Oggi, lasciamoci invadere dall’audacia della Samaritana. Una donna capace di portare il carico della vita, il peso di quei cinque mariti che la rendono sospetta tanto a noi quanto ai suoi stessi contemporanei, tanto da costringerla ad andare a prendere acqua nell’ora più calda del giorno. Una donna la cui concretezza emerge anche nei dettagli: «Signore, non ha un secchio e il pozzo è profondo; da dove prendi dunque quest’acqua viva?». Una donna che non tace, non si accontenta, non si fa zittire e interroga, scava e cerca un senso. Una donna che intuisce la novità di quell’uomo, di quelle parole, di quell’atteggiamento, e va fino in fondo.
L’acqua resta la grande metafora di questa domenica, il segno che attraversa le promesse di Dio al suo popolo e arriva a noi. L’acqua non conosce mai confini. È disponibile per chiunque la raccolga. Sgorga dalle profondità della terra o scende dalle altezze delle vette, e non sceglie, non evita, non esclude: invade, penetra, riempie. Così Dio: acqua che sgorga dalla roccia in un deserto.

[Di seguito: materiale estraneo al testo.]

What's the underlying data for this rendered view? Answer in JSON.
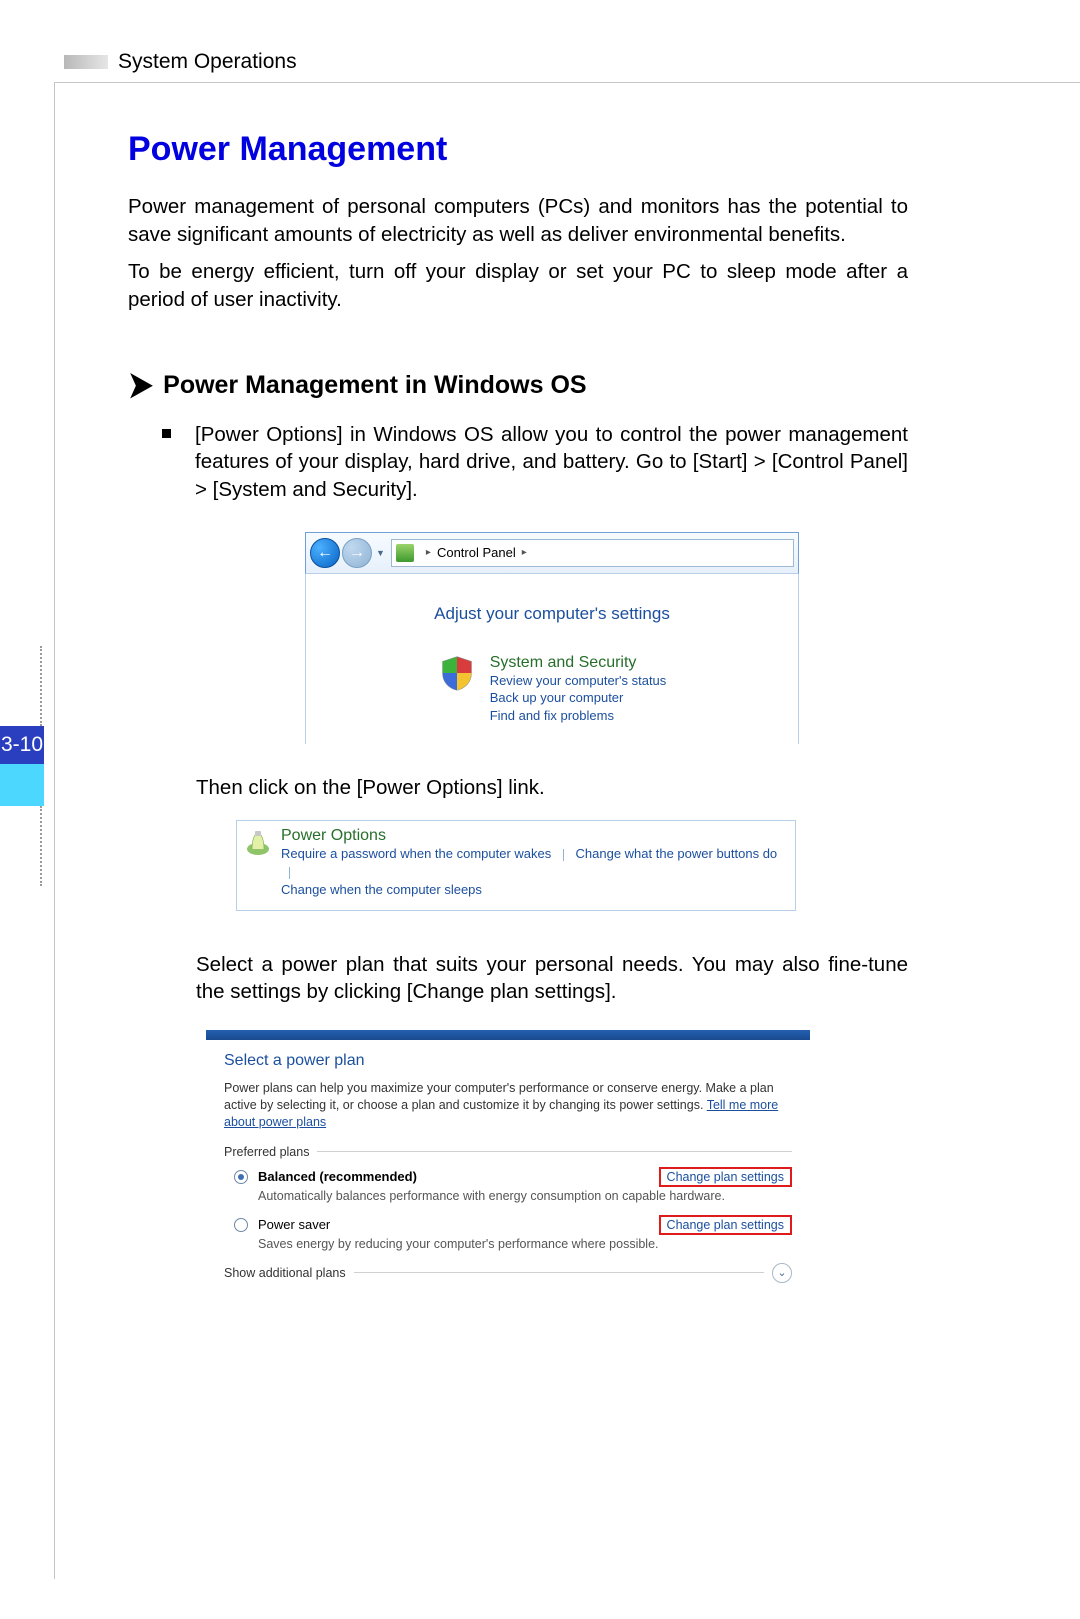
{
  "header": {
    "section": "System Operations"
  },
  "page_number": "3-10",
  "title": "Power Management",
  "intro": {
    "p1": "Power management of personal computers (PCs) and monitors has the potential to save significant amounts of electricity as well as deliver environmental benefits.",
    "p2": "To be energy efficient, turn off your display or set your PC to sleep mode after a period of user inactivity."
  },
  "sub": {
    "chevron": "➤",
    "title": "Power Management in Windows OS",
    "bullet": "[Power Options] in Windows OS allow you to control the power management features of your display, hard drive, and battery. Go to [Start] > [Control Panel] > [System and Security].",
    "then": "Then click on the [Power Options] link.",
    "select": "Select a power plan that suits your personal needs. You may also fine-tune the settings by clicking [Change plan settings]."
  },
  "shot1": {
    "back": "←",
    "fwd": "→",
    "drop": "▼",
    "tri": "▸",
    "breadcrumb": "Control Panel",
    "adjust": "Adjust your computer's settings",
    "ss_title": "System and Security",
    "ss_l1": "Review your computer's status",
    "ss_l2": "Back up your computer",
    "ss_l3": "Find and fix problems"
  },
  "shot2": {
    "title": "Power Options",
    "l1": "Require a password when the computer wakes",
    "l2": "Change what the power buttons do",
    "l3": "Change when the computer sleeps"
  },
  "shot3": {
    "h": "Select a power plan",
    "desc1": "Power plans can help you maximize your computer's performance or conserve energy. Make a plan active by selecting it, or choose a plan and customize it by changing its power settings. ",
    "desc_link": "Tell me more about power plans",
    "preferred": "Preferred plans",
    "plan1": {
      "name": "Balanced (recommended)",
      "sub": "Automatically balances performance with energy consumption on capable hardware.",
      "change": "Change plan settings"
    },
    "plan2": {
      "name": "Power saver",
      "sub": "Saves energy by reducing your computer's performance where possible.",
      "change": "Change plan settings"
    },
    "show": "Show additional plans",
    "chev": "⌄"
  }
}
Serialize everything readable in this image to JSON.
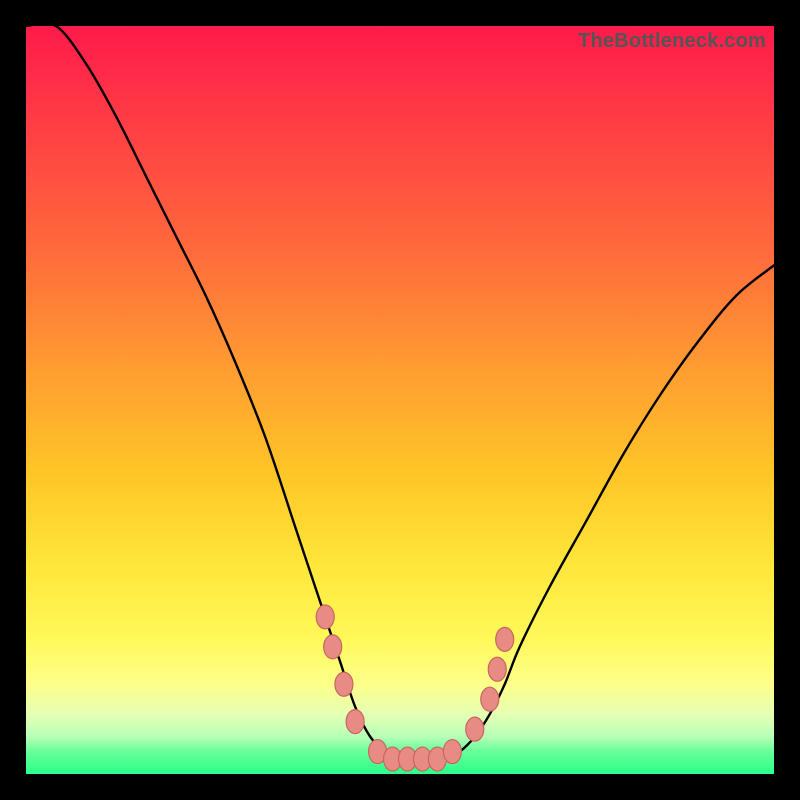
{
  "watermark": "TheBottleneck.com",
  "colors": {
    "frame": "#000000",
    "gradient_top": "#ff1a4b",
    "gradient_mid": "#ffc627",
    "gradient_bottom": "#2bff8a",
    "curve": "#000000",
    "marker_fill": "#e98b85",
    "marker_stroke": "#c9655f"
  },
  "chart_data": {
    "type": "line",
    "title": "",
    "xlabel": "",
    "ylabel": "",
    "xlim": [
      0,
      100
    ],
    "ylim": [
      0,
      100
    ],
    "note": "V-shaped bottleneck curve. y≈100 means severe bottleneck (top/red), y≈0 means no bottleneck (bottom/green). Left branch descends from top-left into the flat trough near x≈45–60, right branch rises toward ~(100, 68). Values estimated from pixel position against the 0–100 gradient bands.",
    "series": [
      {
        "name": "bottleneck-curve",
        "x": [
          0,
          4,
          8,
          12,
          16,
          20,
          24,
          28,
          32,
          36,
          38,
          40,
          42,
          44,
          46,
          48,
          50,
          52,
          54,
          56,
          58,
          60,
          62,
          64,
          66,
          70,
          75,
          80,
          85,
          90,
          95,
          100
        ],
        "y": [
          100,
          100,
          95,
          88,
          80,
          72,
          64,
          55,
          45,
          33,
          27,
          21,
          15,
          9,
          5,
          3,
          2,
          2,
          2,
          2,
          3,
          5,
          8,
          12,
          17,
          25,
          34,
          43,
          51,
          58,
          64,
          68
        ]
      }
    ],
    "markers": {
      "name": "trough-markers",
      "note": "Pink oval markers clustered around the trough of the curve.",
      "points": [
        {
          "x": 40,
          "y": 21
        },
        {
          "x": 41,
          "y": 17
        },
        {
          "x": 42.5,
          "y": 12
        },
        {
          "x": 44,
          "y": 7
        },
        {
          "x": 47,
          "y": 3
        },
        {
          "x": 49,
          "y": 2
        },
        {
          "x": 51,
          "y": 2
        },
        {
          "x": 53,
          "y": 2
        },
        {
          "x": 55,
          "y": 2
        },
        {
          "x": 57,
          "y": 3
        },
        {
          "x": 60,
          "y": 6
        },
        {
          "x": 62,
          "y": 10
        },
        {
          "x": 63,
          "y": 14
        },
        {
          "x": 64,
          "y": 18
        }
      ]
    }
  }
}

Così il Cristo: acqua viva che zampilla irrefrenabile e rende vivo chi ha sete.
Davanti a noi, oggi, il fermo immagine va su un Gesù che ci viene incontro nell’ora più calda, quando forse, stanchi e sfiduciati, ci nascondiamo anche a noi stessi. E va sulla donna di Samaria, sulle sue domande, su quelle perplessità tangibili, su quella sua anfora lasciata lì ormai non più necessaria, o comunque superata da un’urgenza interiore: andare perché anche altri vedano, incontrino, scoprano colui che lei stessa ha visto, ha incontrato, ha scoperto: l’acqua viva che può dissetare ogni sete.
«Dacci da bere, Signore Gesù, rendici acqua che fa vivere!»